KEMAMPUAN SISWA SMP MEMBUAT DENAH MELALUI PENDEKATAN SCIENCE, TECHNOLOGY, ENGINEERING, AND MATHEMATICS (STEM) PADA MATERI PERBANDINGAN | ELECTRONIC THESES AND DISSERTATION

Electronic Theses and Dissertation

Universitas Syiah Kuala

    SKRIPSI

KEMAMPUAN SISWA SMP MEMBUAT DENAH MELALUI PENDEKATAN SCIENCE, TECHNOLOGY, ENGINEERING, AND MATHEMATICS (STEM) PADA MATERI PERBANDINGAN


Pengarang

MUTHMAINNAH - Personal Name;

Dosen Pembimbing



Nomor Pokok Mahasiswa

1406103020051

Fakultas & Prodi

Fakultas KIP / Pendidikan Matematika (S1) / PDDIKTI : 84202

Penerbit

Banda Aceh : PROGRAM STUDI PENDIDIKAN JASMANI, KESEHATAN DAN REKREASI JURUSAN PENDIDIKAN OLAHRGA FAKULTAS KEGURUA., 2018

Bahasa

Indonesia

No Classification

1

Literature Searching Service

Hard copy atau foto copy dari buku ini dapat diberikan dengan syarat ketentuan berlaku, jika berminat, silahkan hubungi via telegram (Chat Services LSS)
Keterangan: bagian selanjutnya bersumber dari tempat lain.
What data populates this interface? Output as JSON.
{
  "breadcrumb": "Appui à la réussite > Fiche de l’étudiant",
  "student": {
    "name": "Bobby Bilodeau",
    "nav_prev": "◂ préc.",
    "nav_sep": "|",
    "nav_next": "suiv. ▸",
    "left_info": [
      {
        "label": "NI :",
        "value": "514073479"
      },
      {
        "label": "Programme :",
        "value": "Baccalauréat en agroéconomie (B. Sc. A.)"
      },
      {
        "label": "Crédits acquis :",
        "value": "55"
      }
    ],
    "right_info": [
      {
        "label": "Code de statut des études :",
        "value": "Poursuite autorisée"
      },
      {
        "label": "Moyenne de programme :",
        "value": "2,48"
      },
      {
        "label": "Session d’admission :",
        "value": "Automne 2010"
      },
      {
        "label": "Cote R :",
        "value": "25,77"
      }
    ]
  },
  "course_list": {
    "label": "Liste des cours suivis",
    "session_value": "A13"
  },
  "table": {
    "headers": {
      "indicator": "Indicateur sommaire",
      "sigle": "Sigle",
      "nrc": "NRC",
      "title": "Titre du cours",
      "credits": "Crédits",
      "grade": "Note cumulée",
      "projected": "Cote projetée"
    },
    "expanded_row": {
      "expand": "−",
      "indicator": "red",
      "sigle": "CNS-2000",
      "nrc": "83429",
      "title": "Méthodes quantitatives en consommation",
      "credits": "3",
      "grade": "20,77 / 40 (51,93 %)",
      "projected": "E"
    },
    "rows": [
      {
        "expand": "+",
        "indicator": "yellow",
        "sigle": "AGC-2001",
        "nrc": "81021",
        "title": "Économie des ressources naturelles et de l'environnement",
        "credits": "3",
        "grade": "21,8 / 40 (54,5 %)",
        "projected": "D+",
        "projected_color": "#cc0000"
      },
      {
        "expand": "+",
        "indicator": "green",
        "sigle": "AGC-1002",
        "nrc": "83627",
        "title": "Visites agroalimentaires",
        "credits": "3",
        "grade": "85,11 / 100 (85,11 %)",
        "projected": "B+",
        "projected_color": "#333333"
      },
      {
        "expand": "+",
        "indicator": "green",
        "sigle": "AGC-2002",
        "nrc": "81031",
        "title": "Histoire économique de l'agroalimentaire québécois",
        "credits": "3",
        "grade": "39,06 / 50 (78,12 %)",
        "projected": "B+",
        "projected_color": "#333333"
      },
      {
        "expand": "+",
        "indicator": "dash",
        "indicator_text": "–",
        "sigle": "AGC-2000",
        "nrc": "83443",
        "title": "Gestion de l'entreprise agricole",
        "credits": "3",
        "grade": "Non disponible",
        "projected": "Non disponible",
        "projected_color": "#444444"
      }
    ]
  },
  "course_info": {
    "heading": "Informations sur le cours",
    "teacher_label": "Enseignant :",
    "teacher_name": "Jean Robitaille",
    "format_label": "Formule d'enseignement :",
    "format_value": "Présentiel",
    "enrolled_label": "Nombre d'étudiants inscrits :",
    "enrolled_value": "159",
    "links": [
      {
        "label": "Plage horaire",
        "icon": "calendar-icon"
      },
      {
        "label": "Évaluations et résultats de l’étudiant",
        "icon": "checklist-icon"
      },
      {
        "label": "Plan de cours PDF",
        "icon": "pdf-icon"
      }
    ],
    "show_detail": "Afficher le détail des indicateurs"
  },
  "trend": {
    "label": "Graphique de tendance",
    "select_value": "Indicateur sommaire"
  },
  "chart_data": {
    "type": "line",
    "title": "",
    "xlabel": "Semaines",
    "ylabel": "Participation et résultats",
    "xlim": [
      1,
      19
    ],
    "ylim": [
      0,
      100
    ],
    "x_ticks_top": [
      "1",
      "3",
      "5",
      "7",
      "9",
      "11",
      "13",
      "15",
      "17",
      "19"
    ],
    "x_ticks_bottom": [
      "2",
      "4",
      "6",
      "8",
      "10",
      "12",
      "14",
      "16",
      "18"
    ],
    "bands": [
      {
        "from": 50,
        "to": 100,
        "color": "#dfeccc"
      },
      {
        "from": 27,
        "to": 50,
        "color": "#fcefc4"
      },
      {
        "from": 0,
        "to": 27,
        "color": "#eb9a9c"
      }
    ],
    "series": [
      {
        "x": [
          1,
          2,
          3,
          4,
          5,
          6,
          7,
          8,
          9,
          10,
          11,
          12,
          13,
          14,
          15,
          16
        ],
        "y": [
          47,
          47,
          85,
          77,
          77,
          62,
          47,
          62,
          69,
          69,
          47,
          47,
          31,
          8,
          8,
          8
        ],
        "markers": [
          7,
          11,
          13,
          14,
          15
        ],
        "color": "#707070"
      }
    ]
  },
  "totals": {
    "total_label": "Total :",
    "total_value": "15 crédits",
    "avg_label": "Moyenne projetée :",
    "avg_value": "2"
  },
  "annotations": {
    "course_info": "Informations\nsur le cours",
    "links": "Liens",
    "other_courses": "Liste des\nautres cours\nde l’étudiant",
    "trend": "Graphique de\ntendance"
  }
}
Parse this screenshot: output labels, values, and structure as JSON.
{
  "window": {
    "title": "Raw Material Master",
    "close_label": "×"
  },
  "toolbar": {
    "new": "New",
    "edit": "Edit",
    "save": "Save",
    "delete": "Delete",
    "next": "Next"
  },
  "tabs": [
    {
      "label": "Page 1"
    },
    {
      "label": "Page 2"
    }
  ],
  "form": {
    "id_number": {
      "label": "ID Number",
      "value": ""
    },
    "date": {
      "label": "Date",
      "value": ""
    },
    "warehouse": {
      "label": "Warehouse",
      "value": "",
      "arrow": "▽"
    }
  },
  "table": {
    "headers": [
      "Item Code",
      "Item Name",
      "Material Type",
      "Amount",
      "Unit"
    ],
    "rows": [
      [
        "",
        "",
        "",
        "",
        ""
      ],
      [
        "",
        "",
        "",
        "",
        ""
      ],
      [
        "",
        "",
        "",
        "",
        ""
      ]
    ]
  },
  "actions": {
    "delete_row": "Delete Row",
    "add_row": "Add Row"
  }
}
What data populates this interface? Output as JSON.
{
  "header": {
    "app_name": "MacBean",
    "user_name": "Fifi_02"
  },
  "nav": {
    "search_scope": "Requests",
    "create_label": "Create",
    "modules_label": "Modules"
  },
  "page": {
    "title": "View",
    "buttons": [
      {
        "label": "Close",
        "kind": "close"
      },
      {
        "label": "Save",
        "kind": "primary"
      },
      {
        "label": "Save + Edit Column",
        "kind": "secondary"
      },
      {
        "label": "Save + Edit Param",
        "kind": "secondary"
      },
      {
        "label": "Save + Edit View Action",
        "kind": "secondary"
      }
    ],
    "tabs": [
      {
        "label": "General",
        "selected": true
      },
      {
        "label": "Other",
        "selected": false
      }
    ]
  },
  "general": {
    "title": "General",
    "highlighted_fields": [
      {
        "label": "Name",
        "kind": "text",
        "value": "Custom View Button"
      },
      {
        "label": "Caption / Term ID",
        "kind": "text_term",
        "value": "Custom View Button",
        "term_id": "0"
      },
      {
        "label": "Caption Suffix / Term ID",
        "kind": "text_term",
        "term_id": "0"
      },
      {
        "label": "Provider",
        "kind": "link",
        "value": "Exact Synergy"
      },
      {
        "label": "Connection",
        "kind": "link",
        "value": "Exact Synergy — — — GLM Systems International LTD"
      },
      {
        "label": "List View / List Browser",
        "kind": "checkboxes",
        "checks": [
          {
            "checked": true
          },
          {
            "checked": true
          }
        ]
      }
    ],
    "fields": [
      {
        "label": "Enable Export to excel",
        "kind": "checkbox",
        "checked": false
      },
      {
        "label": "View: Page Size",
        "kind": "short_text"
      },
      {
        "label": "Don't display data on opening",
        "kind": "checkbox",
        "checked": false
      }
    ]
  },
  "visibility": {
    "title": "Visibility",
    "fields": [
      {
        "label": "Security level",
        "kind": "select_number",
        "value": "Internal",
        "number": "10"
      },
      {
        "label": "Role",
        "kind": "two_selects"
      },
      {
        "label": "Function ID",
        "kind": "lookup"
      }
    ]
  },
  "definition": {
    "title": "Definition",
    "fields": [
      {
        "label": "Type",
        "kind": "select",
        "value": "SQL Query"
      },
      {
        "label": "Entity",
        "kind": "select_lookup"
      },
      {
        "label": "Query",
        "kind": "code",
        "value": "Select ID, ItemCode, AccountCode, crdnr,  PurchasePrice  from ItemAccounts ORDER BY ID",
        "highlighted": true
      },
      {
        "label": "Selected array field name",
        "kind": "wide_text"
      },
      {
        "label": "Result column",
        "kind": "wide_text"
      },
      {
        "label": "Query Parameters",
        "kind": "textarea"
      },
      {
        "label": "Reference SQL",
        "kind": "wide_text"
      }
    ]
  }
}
Science, Technology, Engineering and Mathematics (STEM) merupakan salah satu pendekatan yang dibutuhkan pada pembelajaran matematika dalam memecahkan masalah. Pada pembelajaran tersebut, siswa diarahkan untuk memperoleh pengalaman belajar menggunakan penalaran serta keterampilan dalam memecahkan masalah melalui konteks realistik, seperti kemampuan siswa membuat denah. Namun kenyataannya, kemampuan siswa membuat denah sesuai indikator yang tepat masih rendah. Upaya guru membantu siswa untuk membuat denah dapat dilakukan dengan menerapkan pendekatan STEM pada materi perbandingan. Penelitian ini bertujuan untuk mengetahui: 1) kemampuan siswa membuat denah melalui pendekatan STEM pada materi perbandingan melalui pendekatan STEM; 2) respon siswa terhadap pembelajaran matematika pada materi perbandingan. Pendekatan yang digunakan pada penelitian ini adalah pendekatan kualitatif dengan jenis penelitian deskriptif. Subjek penelitian adalah seluruh siswa kelas VII-3 SMPN 2 Banda Aceh sejumlah 22 siswa, yang terbagi atas 4 kelompok. Data diproses melalui pemberian performance test dan angket respon siswa. Performance test berguna untuk mengetahui kinerja kelompok siswa dalam menyelesaikan tugas membuat denah, sedangkan angket berguna untuk mengetahui respon siswa terhadap pembelajaran matematika melalui pendekatan STEM. Selanjutnya data hasil kinerja kelompok siswa (performance test) membuat denah dianalisis dengan rubrik penilaian berdasarkan Peraturan Pemerintah Republik Indonesia Nomor 8 Tahun 2013 tentang ketepatan membuat denah. Hasil penelitian mengenai kemampuan siswa membuat denah diperoleh berdasarkan 2 kelompok dikategorikan sangat baik dan 2 kelompok lainnya dikategorikan baik. Secara umum dapat dikatakan bahwa siswa kelas VII-3 telah mampu membuat denah. Sementara itu, respon siswa terhadap pendekatan STEM diperoleh bahwa 86,36% siswa menyatakan setuju untuk penerapan pendekatan STEM pada materi perbandingan khususnya membuat denah. Oleh karena itu, pendekatan STEM merupakan salah satu solusi pendekatan yang dapat diterapkan oleh guru dalam pembelajaran matematika pada materi perbandingan.